Hooray! We’ve starting skating.
The tradition marks the new season. Really, we’re so anxious we almost jump the gun on this–but the moose pond by the mailbox isn’t so deep. It’s dark by the time the kids get off the bus, get a snack, tie on their skates. Somehow the darkness and the cracking ice increase the thrill. But pretty soon we fall into silence, with only the sounds of the skates cutting and scraping the black ice, (well, along with the cracking) and we go on and on and on. We can just barely make out the line of the trees in this darkest time of the year.
I think about last spring, when the trumpeter swans were considering nesting here—for 3 weeks or so.
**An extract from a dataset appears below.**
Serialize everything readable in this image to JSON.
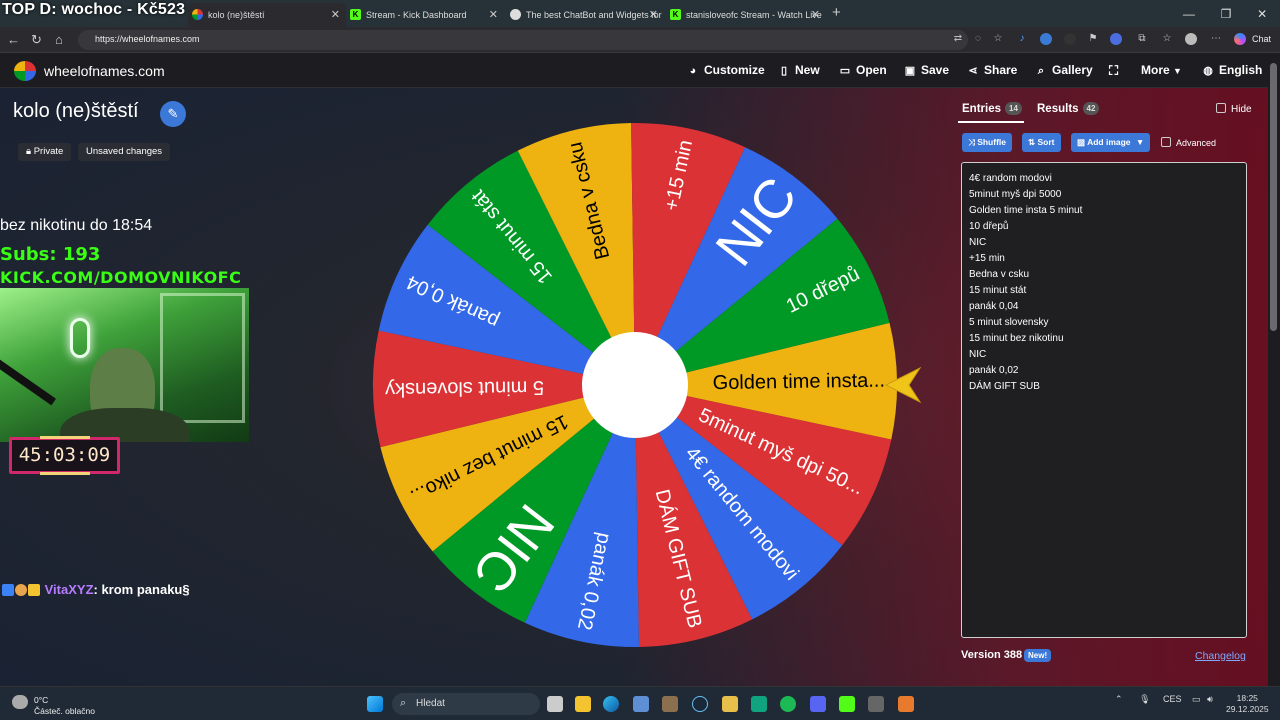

And the moose come and go all summer, with unpredictable regularity. For awhile a beaver family lived here, and one quiet evening when Shelby and I stopped our bikes, I think we could hear the kits inside the beaver lodge.
But the other night, we seemed to be the only life around.
We tried to ignore the creaks, or at least not squeal much. We’re risking thigh high mud, which would be plenty unpleasant, but not like lake ice. We got braver and braver, and ventured further outside our previous tracks, before we finally quit for dinner.
We’re anxious to get on Round Lake, but conditions aren’t actually perfect, and there is still some open water out the Brant Lake way. The shoreline by us has frozen, with some snow. A braver woman would be out there shoveling, but—I’ll give it a few more days!